6. Karşılaşılan Zorluklara Yönelik Algı Değişimi
Uygulama
öncesinde öğrenciler, özel gereksinimli bireylerin fiziksel aktivite
süreçlerinde karşılaşabilecekleri zorlukları daha çok fiziksel sınırlılıklar
(örneğin hareket kısıtlılığı, işitme-görme engeli) bağlamında ele almışlardır.
Ancak uygulama sonrasında özellikle zihinsel yetersizlik, dikkat eksikliği ve
sosyal etkileşim güçlükleri gibi bilişsel ve davranışsal engellerin de süreci
zorlaştırabileceğini ifade etmişlerdir. Öğrencilerin gözlem yaparak, engel
türlerinin uygulama üzerindeki etkilerini somutlaştırmaları bu değişimi
desteklemiştir.
7. Gözlem Becerileri ve Analitik Yaklaşım
Uygulama
süresince öğrencilerin yalnızca etkinliklere katılmakla kalmayıp, özel
gereksinimli bireylerin davranışlarını ve katılım düzeylerini ayrıntılı biçimde
gözlemledikleri anlaşılmaktadır. Bu gözlemler doğrultusunda, bireyin sahip
olduğu engelin günlük yaşam ve aktivite üzerindeki etkilerine yönelik
çıkarımlarda bulundukları, gözlem verilerini yorumlayarak çözüm önerileri
sundukları görülmüştür. Bu durum öğrencilerin analitik düşünme ve gözleme
dayalı değerlendirme becerilerinde gelişim olduğunu ortaya koymaktadır.

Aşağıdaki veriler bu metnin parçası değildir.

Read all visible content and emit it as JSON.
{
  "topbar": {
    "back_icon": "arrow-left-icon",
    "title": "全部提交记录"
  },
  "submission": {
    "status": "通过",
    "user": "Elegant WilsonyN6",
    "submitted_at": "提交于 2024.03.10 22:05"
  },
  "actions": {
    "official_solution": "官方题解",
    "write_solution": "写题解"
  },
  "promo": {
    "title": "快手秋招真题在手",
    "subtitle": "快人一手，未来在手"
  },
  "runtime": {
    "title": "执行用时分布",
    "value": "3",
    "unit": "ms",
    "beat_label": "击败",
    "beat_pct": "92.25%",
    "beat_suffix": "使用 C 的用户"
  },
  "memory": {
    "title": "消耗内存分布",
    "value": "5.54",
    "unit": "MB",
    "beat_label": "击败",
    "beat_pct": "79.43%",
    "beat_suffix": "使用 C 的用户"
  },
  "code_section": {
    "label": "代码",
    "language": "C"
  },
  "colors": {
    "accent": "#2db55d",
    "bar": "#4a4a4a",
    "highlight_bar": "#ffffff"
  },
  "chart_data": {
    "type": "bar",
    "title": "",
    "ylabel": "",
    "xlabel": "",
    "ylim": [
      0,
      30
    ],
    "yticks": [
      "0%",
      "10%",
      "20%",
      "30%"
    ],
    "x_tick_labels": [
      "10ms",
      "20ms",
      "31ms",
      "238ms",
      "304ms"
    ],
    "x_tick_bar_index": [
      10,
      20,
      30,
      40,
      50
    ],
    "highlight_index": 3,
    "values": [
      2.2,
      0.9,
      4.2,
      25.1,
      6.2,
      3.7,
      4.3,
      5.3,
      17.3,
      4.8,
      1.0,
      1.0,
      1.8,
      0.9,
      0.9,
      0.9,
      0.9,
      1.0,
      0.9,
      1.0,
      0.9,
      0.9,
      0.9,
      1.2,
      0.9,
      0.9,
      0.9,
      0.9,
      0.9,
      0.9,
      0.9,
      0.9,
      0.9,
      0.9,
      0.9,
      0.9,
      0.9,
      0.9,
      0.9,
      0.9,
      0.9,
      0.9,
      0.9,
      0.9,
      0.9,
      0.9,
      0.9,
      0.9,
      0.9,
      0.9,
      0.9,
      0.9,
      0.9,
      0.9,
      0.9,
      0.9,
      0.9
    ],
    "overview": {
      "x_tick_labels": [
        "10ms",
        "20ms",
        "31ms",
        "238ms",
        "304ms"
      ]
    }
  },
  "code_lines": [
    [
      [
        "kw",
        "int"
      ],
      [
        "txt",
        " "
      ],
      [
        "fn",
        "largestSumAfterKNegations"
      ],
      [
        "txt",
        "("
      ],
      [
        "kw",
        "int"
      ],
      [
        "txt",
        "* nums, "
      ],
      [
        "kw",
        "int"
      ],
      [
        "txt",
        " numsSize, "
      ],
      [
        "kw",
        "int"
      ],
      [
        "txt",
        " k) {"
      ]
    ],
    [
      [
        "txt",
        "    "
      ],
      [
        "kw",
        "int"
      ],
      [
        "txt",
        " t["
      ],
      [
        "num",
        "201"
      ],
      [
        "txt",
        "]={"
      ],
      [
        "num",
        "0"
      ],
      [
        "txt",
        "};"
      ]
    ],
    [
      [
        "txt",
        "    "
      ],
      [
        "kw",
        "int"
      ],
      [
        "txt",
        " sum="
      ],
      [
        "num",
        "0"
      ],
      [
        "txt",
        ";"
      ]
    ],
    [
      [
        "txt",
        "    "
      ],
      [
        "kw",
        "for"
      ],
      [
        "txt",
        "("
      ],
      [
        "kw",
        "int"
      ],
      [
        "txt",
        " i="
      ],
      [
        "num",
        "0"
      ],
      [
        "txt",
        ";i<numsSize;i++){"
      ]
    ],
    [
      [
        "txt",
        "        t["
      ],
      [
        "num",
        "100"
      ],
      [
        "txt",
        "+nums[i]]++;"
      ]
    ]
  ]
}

8. Beklentiler ve Tatmin Düzeyi
Etkinlik
öncesi öğrenci beklentilerinin çoğunlukla özel gereksinimli bireyleri tanımak
ve onları daha iyi anlamaya yönelik olduğu tespit edilmiştir. Uygulama
sonrasında ise öğrencilerin bu beklentilerinin büyük ölçüde karşılandığı,
doğrudan temasın ve etkileşimin etkili bir öğrenme süreci yarattığı ifade
edilmiştir. Bu deneyimin, öğrencilerde kişisel farkındalık yaratmanın yanı sıra
mesleki sorumluluk duygusunu da güçlendirdiği görülmektedir.
Sonuç olarak, uygulama sürecinin sonunda öğrencilerde özel
gereksinimli bireylere yönelik tutumun olumlu yönde geliştiği, empati
duygusunun arttığı ve bu alana yönelik ilgilerinin/güdülenmelerinin güçlendiği
belirlenmiştir. Bazı öğrenciler, bu deneyim sayesinde gelecekte adapte edilmiş
fiziksel aktivite alanında uzmanlaşma yönünde motivasyon kazandıklarını ifade
etmişlerdir. Bu durum, uygulama temelli öğrenmenin yalnızca bilgi düzeyini
değil, duyuşsal boyutta da kalıcı etkiler yaratabildiğini göstermektedir.